The refrigerator was intriguing for it doubled up as a scrap book. It had all sorts of paraphernalia clinging to it from business cards to marriage dates to pictures of a baby Neil and a newborn Alejandro and in the gap between the refrigerator and the cabinet were plastic bags hanging as if in suspended animation. The larder was enormous but Jethu’s study was amazing because of the sheer amount of things that lay there from back issues of the Geographic to even a microwave (?). The fireplace was well known for it had hosted a raccoon family that had been news even back in India. The basement was cold and had practically another world down there. White sheets covered what seemed like corpses turned out to be neatly packed “totto” for the wedding.
From our little interaction with Dave we knew that he was reticent. We later found out that he eats very little for dinner.

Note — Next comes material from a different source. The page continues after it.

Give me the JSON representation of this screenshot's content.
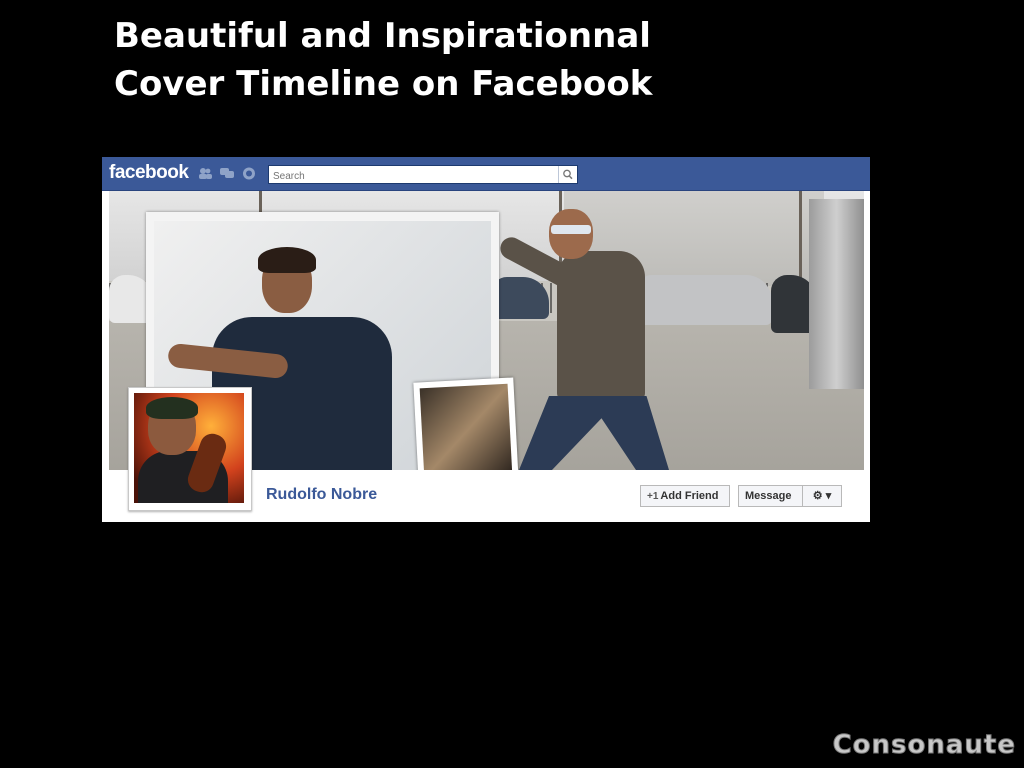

We began talking about the impending California trip for some things still remained undone. Dave updated us about San Francisco for his brother Doonie is based there. Dinner taken care of, Jethu began calling up the respective hotels to check on the status of bookings. Presently, Babandidi arrived looking absolutely luscious in a lavender number.
She was surprised out of her wits seeing me for she was seeing me after about 6 years.
“You are so big now! So glad to see you guys here!” Babandidi exclaimed.
The San Francisco leg of the tour was still shrouded in uncertainty when Jethu came into the room armed with the cordless. He put it on speakerphone and we all listened as he dialed Travelodge By the Bay.
“Good evening, Travelodge By the Bay. How may I assist you?”
“Could you tell me what is your cheapest room rent currently available?” Jethu continued in his usual measured and calculated manner.
“That would be $89 plus taxes with breakfast sir” the voice crackled.
We were all sitting on the dinner table in various states of inattention barring Jethu and Mamma. Babandidi was busy telling me about the virtues of “progressive dining” and just how bitterly cold it could get in San Francisco even in summer.
It was sealed and Travelodge it was going to be in San Francisco.
“Oh we had so much fun in California. You guys aren’t doing the Wine Country?” Babandidi inquired.
“Wine Country is fascinating and the best part is that you can get drunk for free. We tasted wine all day and ended up buying several bottles. We were so tipsy by then. You must have the clam chowder in San Francisco with the sourdough bread.”
I just nodded in agreement, too sleepy to even follow all that she was saying.
“Tumu, it is unbelievable that for the last few weeks at office I was thinking about your trip all day. I hope everything works out smoothly. And I learnt so much about the internet websites from you.” Jethu remarked as he stood up, mission accomplished.
“Dadabhai, only you made all this possible!” Mamma exclaimed in Bengali.
Jamma was putting finishing touches to the day by putting in the dishes into the dishwasher as we slowly made our way upstairs to retire for the day.